We went into a room and found Sharifa’s mother weeping. She was sitting on the floor; her scarf lay crumpled by her side. Her daughters sat around her and they too were weeping, but Sharifa wasn’t among them. I approached Sharifa’s mother and bent down to kiss her. She hugged me and held me tight and I sensed she was thinking that as Sharifa’s friend I was somehow connected to her daughter.

‘My child, Sharifa’s sacrifice didn’t bring us any happiness.’

This wasn’t a wedding. It was a funeral. Sharifa’s father had died earlier that day, and he had died before bringing his new wife home or securing a son for the family. Sharifa’s mother began wailing and slapping her face.

‘Oh God, what will happen to us? I have lost two pieces of my heart:
my daughter Sharifa and my husband. What will become of me and my daughters?’ She was rocking back and forth, calling out Sharifa’s name.

‘Sharifa, my child, come and see. Your sacrifice didn’t bring a son. Why did you have to leave me? Why? Now instead of you, Sharifa, your father’s new bride has to come and suffer with us.’

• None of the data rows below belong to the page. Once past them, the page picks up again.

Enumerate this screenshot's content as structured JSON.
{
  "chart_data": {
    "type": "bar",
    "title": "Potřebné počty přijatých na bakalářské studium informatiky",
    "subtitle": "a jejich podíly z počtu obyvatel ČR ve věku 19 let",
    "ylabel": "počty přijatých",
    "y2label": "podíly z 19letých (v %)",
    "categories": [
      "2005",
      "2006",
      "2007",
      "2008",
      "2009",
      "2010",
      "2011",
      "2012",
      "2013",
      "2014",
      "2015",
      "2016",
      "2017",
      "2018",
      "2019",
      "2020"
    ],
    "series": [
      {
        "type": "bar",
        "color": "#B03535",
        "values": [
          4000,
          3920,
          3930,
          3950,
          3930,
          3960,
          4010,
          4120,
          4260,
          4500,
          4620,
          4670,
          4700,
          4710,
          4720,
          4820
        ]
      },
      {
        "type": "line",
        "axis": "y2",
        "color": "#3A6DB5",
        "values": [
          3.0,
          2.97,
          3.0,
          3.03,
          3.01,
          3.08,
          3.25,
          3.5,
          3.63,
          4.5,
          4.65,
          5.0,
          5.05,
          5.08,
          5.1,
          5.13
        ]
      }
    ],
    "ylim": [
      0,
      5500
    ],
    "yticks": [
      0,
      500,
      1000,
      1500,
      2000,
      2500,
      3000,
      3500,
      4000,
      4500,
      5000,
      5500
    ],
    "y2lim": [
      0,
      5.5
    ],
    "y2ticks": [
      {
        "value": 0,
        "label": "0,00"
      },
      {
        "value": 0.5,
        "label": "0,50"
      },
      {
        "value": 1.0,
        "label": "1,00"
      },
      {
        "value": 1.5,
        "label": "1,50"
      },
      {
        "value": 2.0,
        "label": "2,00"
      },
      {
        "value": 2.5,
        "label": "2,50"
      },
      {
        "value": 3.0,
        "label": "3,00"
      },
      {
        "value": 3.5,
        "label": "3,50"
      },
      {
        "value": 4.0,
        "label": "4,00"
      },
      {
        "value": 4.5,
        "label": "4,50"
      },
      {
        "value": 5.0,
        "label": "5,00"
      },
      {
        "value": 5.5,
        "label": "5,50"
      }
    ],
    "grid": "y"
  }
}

I stood there, unsure what to do or say. All the other women were crying and shouting too. Eventually I left the room and walked around the rest of the house and into the garden. I wanted to find Sharifa. I couldn’t believe her husband wouldn’t even allow her to come to her own father’s funeral. I pictured Sharifa’s large green eyes full of tears but unable to cry properly for her family, as she was too busy toiling away in her new house burdened down by five young children. Sharifa, the girl whose dreams were shattered and whose youth was sold.

I never saw Sharifa again. I stopped going to her house and I found it hard to accept that Sharifa had given up her education and was the wife of an older man and mother to someone else’s children. But her story, and my memories of our friendship, remain with me to this day.

Sharifa’s plight is not an unusual one. Afghan men often marry a second wife if the first one doesn’t produce a son. Most of them have no understanding of how the sex of a baby is determined, and simply blame their wives for any difficulty either in conceiving or failing to produce a son – men are never to be blamed for such things. Many mothers still constantly tell their daughters to obey their brothers and do things for them because boys are better than girls, and some Afghan mothers even keep their jewellery to give to their son’s bride, rather than to their own daughters. I’m happy to be living now in a society where men and women are equally valued, and parents are happy to have either a baby daughter or a baby son.

Nasreen’s Story

As a girl growing up in Afghanistan and then Pakistan my cultural upbringing has been a mix of Afghan, Persian, Indian and Arabic influences. Most of the books that I have read are in the two main languages of Afghanistan – Pashtu or Dari – and the songs and poems that I’ve heard and the movies I’ve watched have all spoken about the love between a man and a woman. These love stories – such as the Pashtu romance of Adam Khan and Durkhany, for example – have been passed on from generation to generation. Durkhany is a beautiful and intelligent woman who falls in love with a handsome musician but she is betrothed to another man. She and Adam Khan pine for each other and can only be together in death. Some of these famous tales have even been made into Bollywood films. These are the love stories I grew up with.